An entertaining sidelight in all this is what might be called the Shana factor. This refers to Dennis Shanahan’s efforts in The Australian to put the most positive spin on Newspoll results for John Howard.
Take his page one report on 3-4 November. Here he presented the findings from Newspoll’s survey of the 18 most marginal Coalition seats in the four states of New South Wales, Victoria, Queensland and South Australia.
He leads by saying Howard has fought back in NSW and Victoria, which is all very well except the figures suggest a loss of between 1 and 11 seats for the Coalition in those states and no gains.
It is not until the eleventh par that he gets around to telling us that the two-party-preferred vote across the 18 seats is 53-47 to Labor. This difference of six percentage points would, if repeated on election day, deliver 12 of these 18 seats to Labor.
In Queensland, the swing is averaging 9.6% against the Coalition and this, if repeated on election day, would deliver 10 more seats to Labor. We don’t learn about the Queensland swing until paragraph nine.

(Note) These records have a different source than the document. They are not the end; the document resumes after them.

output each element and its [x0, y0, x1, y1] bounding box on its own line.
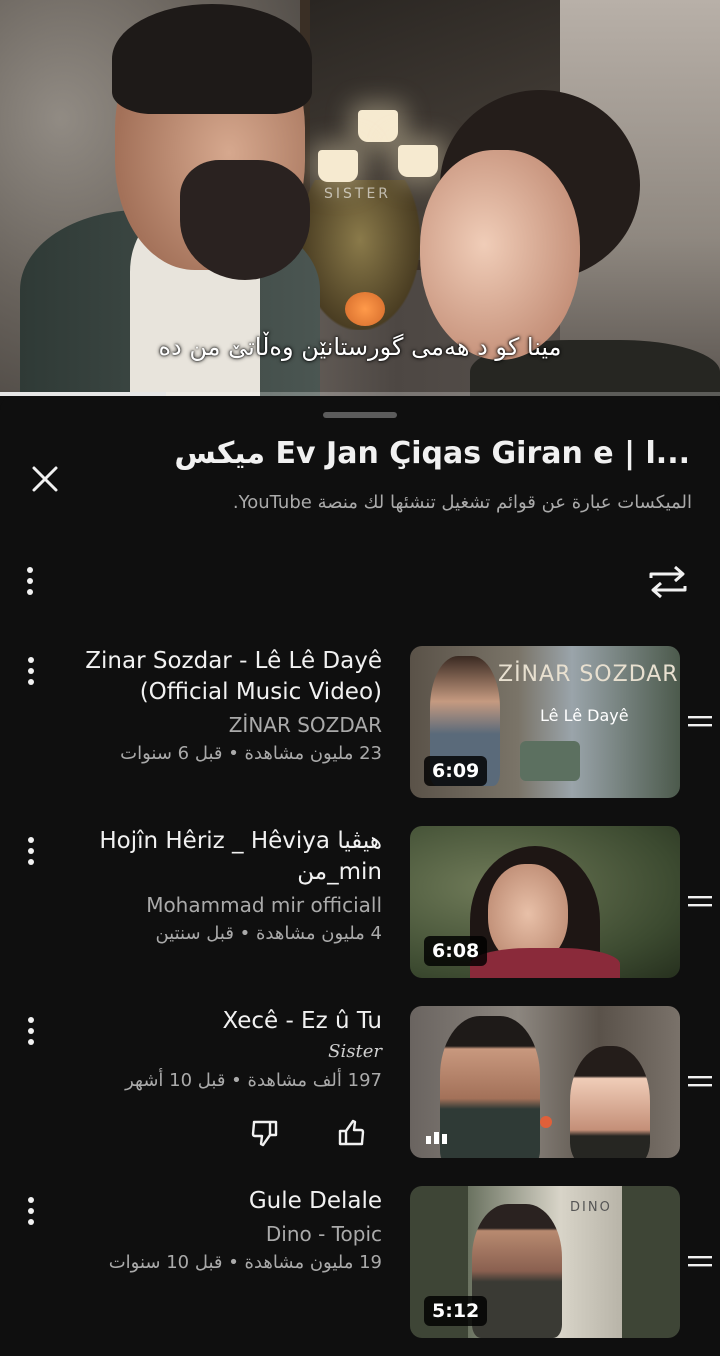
item-more-button[interactable] [14, 650, 48, 692]
item-channel: Dino - Topic [265, 1222, 382, 1246]
item-info: Hojîn Hêriz _ Hêviya هیڤیا من_min Mohamm… [56, 826, 382, 948]
item-title: Hojîn Hêriz _ Hêviya هیڤیا من_min [99, 828, 382, 885]
thumb-down-icon [251, 1120, 278, 1147]
item-info: Xecê - Ez û Tu Sister 197 ألف مشاهدة • ق… [56, 1006, 382, 1095]
drag-handle-icon [688, 1076, 712, 1087]
thumbnail-figure [570, 1046, 650, 1158]
item-thumbnail[interactable]: DINO 5:12 [410, 1186, 680, 1338]
item-drag-handle[interactable] [686, 706, 714, 736]
thumbnail-figure-dress [470, 948, 620, 978]
thumbnail-scene [520, 741, 580, 781]
video-player[interactable]: SISTER مینا کو د هەمی گورستانێن وەڵاتێ م… [0, 0, 720, 396]
item-meta: 4 مليون مشاهدة • قبل سنتين [155, 923, 382, 944]
more-vert-icon [28, 837, 34, 865]
mix-description: الميكسات عبارة عن قوائم تشغيل تنشئها لك … [232, 492, 692, 513]
item-meta: 197 ألف مشاهدة • قبل 10 أشهر [125, 1070, 382, 1091]
queue-item[interactable]: Zinar Sozdar - Lê Lê Dayê (Official Musi… [0, 646, 720, 816]
mix-queue-panel: میکس Ev Jan Çiqas Giran e | ا... الميكسا… [0, 396, 720, 1344]
duration-badge: 6:08 [424, 936, 488, 966]
video-watermark: SISTER [324, 186, 392, 202]
item-title: Zinar Sozdar - Lê Lê Dayê (Official Musi… [85, 648, 382, 705]
item-channel: Mohammad mir officiall [146, 893, 382, 917]
item-more-button[interactable] [14, 1190, 48, 1232]
item-thumbnail[interactable]: 6:08 [410, 826, 680, 978]
more-vert-icon [27, 567, 33, 595]
queue-item-now-playing[interactable]: Xecê - Ez û Tu Sister 197 ألف مشاهدة • ق… [0, 1006, 720, 1176]
drag-handle-icon [688, 716, 712, 727]
thumbnail-text: DINO [570, 1200, 612, 1215]
duration-badge: 5:12 [424, 1296, 488, 1326]
thumbnail-text: ZİNAR SOZDAR [498, 662, 679, 687]
item-more-button[interactable] [14, 830, 48, 872]
queue-item[interactable]: Hojîn Hêriz _ Hêviya هیڤیا من_min Mohamm… [0, 826, 720, 996]
more-vert-icon [28, 657, 34, 685]
item-more-button[interactable] [14, 1010, 48, 1052]
dislike-button[interactable] [250, 1118, 280, 1152]
now-playing-bars-icon [426, 1132, 447, 1144]
item-drag-handle[interactable] [686, 1066, 714, 1096]
thumbnail-rose [540, 1116, 552, 1128]
item-info: Zinar Sozdar - Lê Lê Dayê (Official Musi… [56, 646, 382, 768]
item-title: Xecê - Ez û Tu [222, 1008, 382, 1034]
like-button[interactable] [336, 1118, 366, 1152]
mix-title: میکس Ev Jan Çiqas Giran e | ا... [174, 436, 690, 471]
item-title: Gule Delale [248, 1188, 382, 1214]
drag-handle-icon [688, 1256, 712, 1267]
close-icon [32, 466, 58, 492]
duration-badge: 6:09 [424, 756, 488, 786]
drag-handle-icon [688, 896, 712, 907]
item-drag-handle[interactable] [686, 1246, 714, 1276]
item-meta: 19 مليون مشاهدة • قبل 10 سنوات [108, 1252, 382, 1273]
repeat-icon [649, 565, 687, 599]
mix-more-button[interactable] [14, 561, 46, 601]
close-button[interactable] [22, 456, 68, 502]
item-channel: ZİNAR SOZDAR [228, 713, 382, 737]
repeat-button[interactable] [640, 558, 696, 606]
thumb-up-icon [338, 1119, 365, 1146]
panel-drag-handle[interactable] [323, 412, 397, 418]
thumbnail-subtext: Lê Lê Dayê [540, 706, 629, 725]
video-rose [345, 292, 385, 326]
more-vert-icon [28, 1017, 34, 1045]
queue-item[interactable]: Gule Delale Dino - Topic 19 مليون مشاهدة… [0, 1186, 720, 1356]
more-vert-icon [28, 1197, 34, 1225]
item-channel: Sister [328, 1041, 382, 1062]
item-meta: 23 مليون مشاهدة • قبل 6 سنوات [120, 743, 382, 764]
item-info: Gule Delale Dino - Topic 19 مليون مشاهدة… [56, 1186, 382, 1277]
item-drag-handle[interactable] [686, 886, 714, 916]
thumbnail-figure [440, 1016, 540, 1158]
item-thumbnail[interactable] [410, 1006, 680, 1158]
video-lamp [358, 110, 398, 142]
video-subtitle: مینا کو د هەمی گورستانێن وەڵاتێ من دە [158, 333, 562, 361]
item-actions [250, 1118, 366, 1152]
item-thumbnail[interactable]: ZİNAR SOZDAR Lê Lê Dayê 6:09 [410, 646, 680, 798]
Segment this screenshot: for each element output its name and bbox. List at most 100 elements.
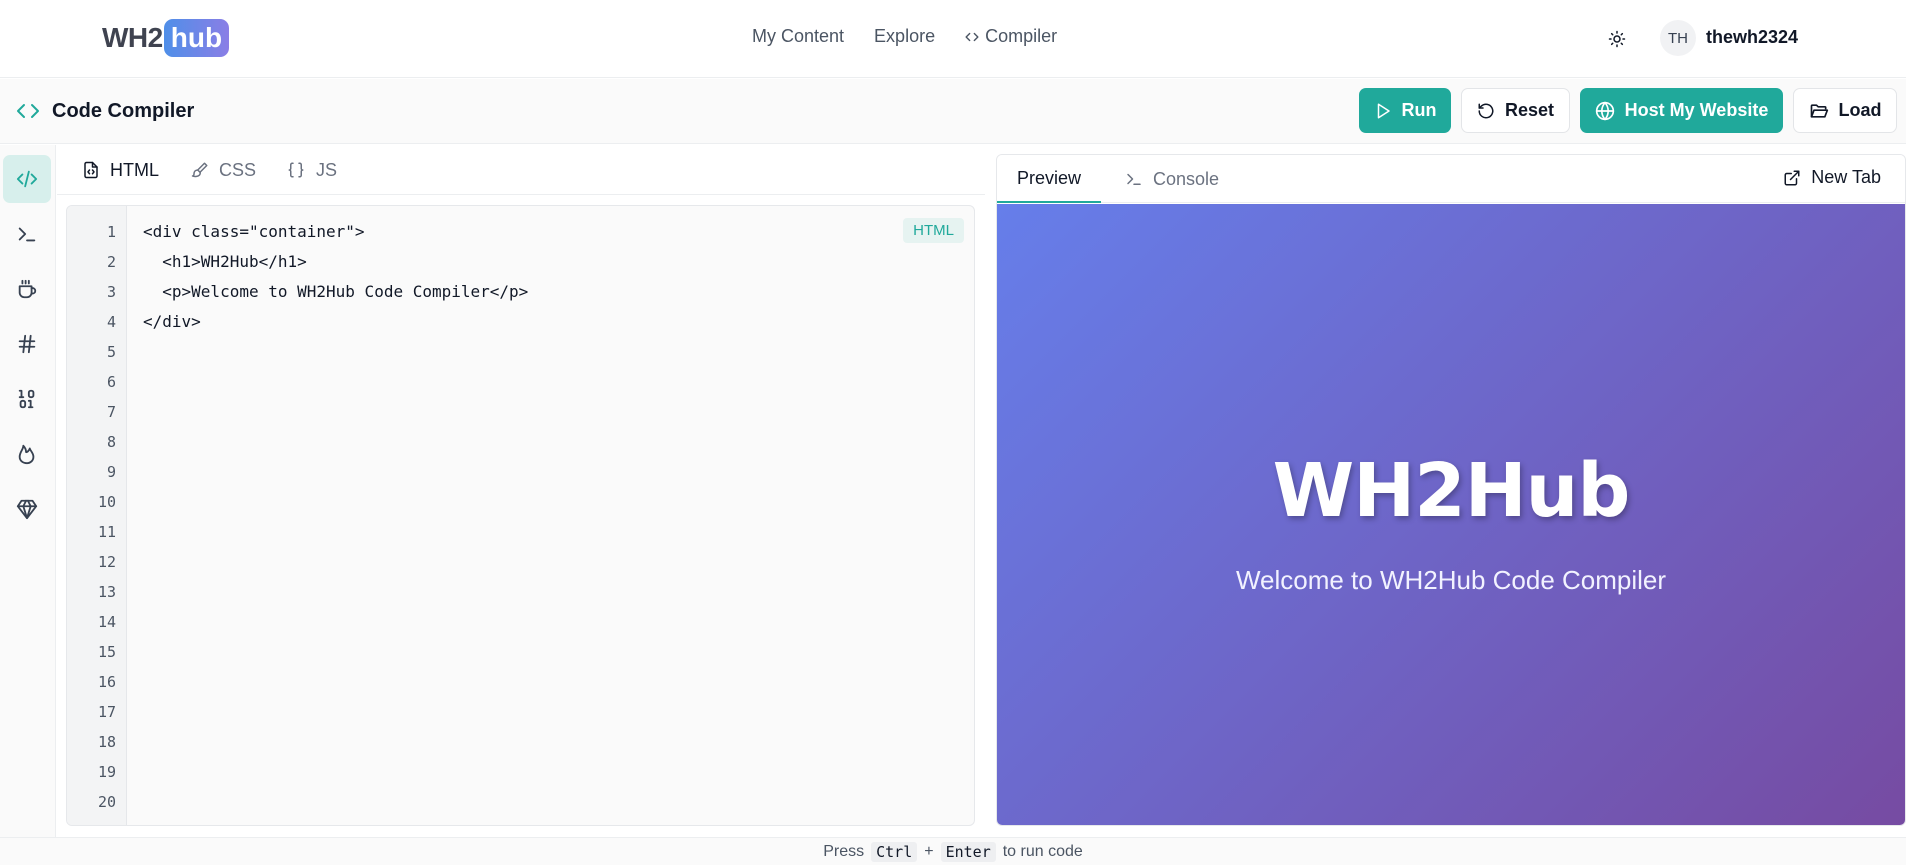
tab-html-label: HTML [110,159,159,180]
nav-compiler-label: Compiler [985,26,1058,46]
gem-icon [16,499,38,520]
terminal-icon [18,227,36,242]
line-number: 17 [97,703,116,721]
run-label: Run [1401,100,1437,120]
play-icon [1377,103,1390,118]
tab-preview[interactable]: Preview [997,155,1102,203]
sidebar-item-ruby[interactable] [3,485,51,533]
sidebar-item-java[interactable] [3,265,51,313]
folder-open-icon [1810,103,1828,118]
line-number: 18 [97,733,116,751]
flame-icon [18,444,35,465]
nav-compiler[interactable]: Compiler [965,26,1057,47]
compiler-toolbar: Code Compiler Run Reset Host My Website … [0,79,1906,144]
line-number: 2 [106,253,116,271]
language-sidebar [0,145,56,837]
coffee-icon [18,279,37,299]
host-label: Host My Website [1624,100,1769,120]
main-nav: My Content Explore Compiler [752,26,1057,47]
line-number-gutter: 1 2 3 4 5 6 7 8 9 10 11 12 13 14 15 16 17 18 19 20 [67,206,127,825]
external-link-icon [1784,170,1800,185]
line-number: 8 [106,433,116,451]
language-badge: HTML [903,218,964,243]
logo-text-wh2: WH2 [102,22,163,53]
preview-heading: WH2Hub [1272,448,1631,534]
page-title-text: Code Compiler [52,99,195,122]
line-number: 1 [106,223,116,241]
preview-frame[interactable]: WH2Hub Welcome to WH2Hub Code Compiler [997,204,1905,825]
kbd-ctrl: Ctrl [871,841,918,862]
line-number: 14 [97,613,116,631]
paintbrush-icon [191,162,208,178]
tab-console-label: Console [1153,168,1220,189]
tab-css-label: CSS [219,159,257,180]
line-number: 6 [106,373,116,391]
preview-tabs: Preview Console New Tab [997,155,1905,203]
line-number: 12 [97,553,116,571]
wh2hub-logo[interactable]: WH2 hub [102,19,230,57]
preview-panel: Preview Console New Tab WH2Hub Welcome t… [996,154,1906,826]
code-line: </div> [143,312,201,331]
keyboard-hint: Press Ctrl + Enter to run code [0,837,1906,865]
hash-icon [18,334,36,354]
code-editor[interactable]: 1 2 3 4 5 6 7 8 9 10 11 12 13 14 15 16 17 18 19 20 <div cla… [66,205,975,826]
tab-js[interactable]: JS [286,155,337,185]
reset-label: Reset [1504,100,1555,120]
code-line: <div class="container"> [143,222,365,241]
code-line: <h1>WH2Hub</h1> [143,252,307,271]
tab-preview-label: Preview [1017,167,1082,188]
line-number: 3 [106,283,116,301]
code-icon [965,32,979,41]
globe-icon [1595,100,1614,121]
code-icon [17,104,39,118]
avatar[interactable]: TH [1660,20,1696,56]
tab-html[interactable]: HTML [82,155,159,185]
code-line: <p>Welcome to WH2Hub Code Compiler</p> [143,282,529,301]
line-number: 9 [106,463,116,481]
sidebar-item-csharp[interactable] [3,320,51,368]
terminal-icon [1127,173,1141,185]
hint-suffix: to run code [1002,842,1083,860]
sun-icon [1608,30,1626,48]
line-number: 7 [106,403,116,421]
preview-paragraph: Welcome to WH2Hub Code Compiler [1235,565,1667,595]
page-title: Code Compiler [16,99,194,123]
line-number: 20 [97,793,116,811]
hint-plus: + [924,842,934,860]
editor-tabs: HTML CSS JS [57,145,985,195]
html-code-icon [16,170,38,188]
run-button[interactable]: Run [1359,88,1451,133]
sidebar-item-binary[interactable] [3,375,51,423]
new-tab-button[interactable]: New Tab [1783,167,1881,188]
tab-js-label: JS [316,159,338,180]
tab-css[interactable]: CSS [191,155,256,185]
line-number: 11 [97,523,116,541]
nav-explore[interactable]: Explore [874,26,935,47]
reset-button[interactable]: Reset [1461,88,1570,133]
nav-my-content[interactable]: My Content [752,26,844,47]
tab-console[interactable]: Console [1125,155,1219,203]
new-tab-label: New Tab [1811,167,1881,187]
sidebar-item-html[interactable] [3,155,51,203]
sidebar-item-terminal[interactable] [3,210,51,258]
line-number: 15 [97,643,116,661]
line-number: 13 [97,583,116,601]
braces-icon [288,162,304,178]
line-number: 4 [106,313,116,331]
host-website-button[interactable]: Host My Website [1580,88,1783,133]
load-label: Load [1838,100,1882,120]
line-number: 10 [97,493,116,511]
top-navbar: WH2 hub My Content Explore Compiler TH t… [0,0,1906,78]
theme-toggle-button[interactable] [1604,26,1630,52]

Compare this with the analysis by Sol Lebovic, the founder and former chairman of Newspoll, on page 6 of the same day’s paper. Under the heading “Little for Coalition to cling to”, he tells us within the first six pars that the average 7% swing across the 18 seats would, if repeated on election day across those four States, deliver 25 seats to Labor, giving it an easy win.
This, by any conventional set of news values, is the lead of the story.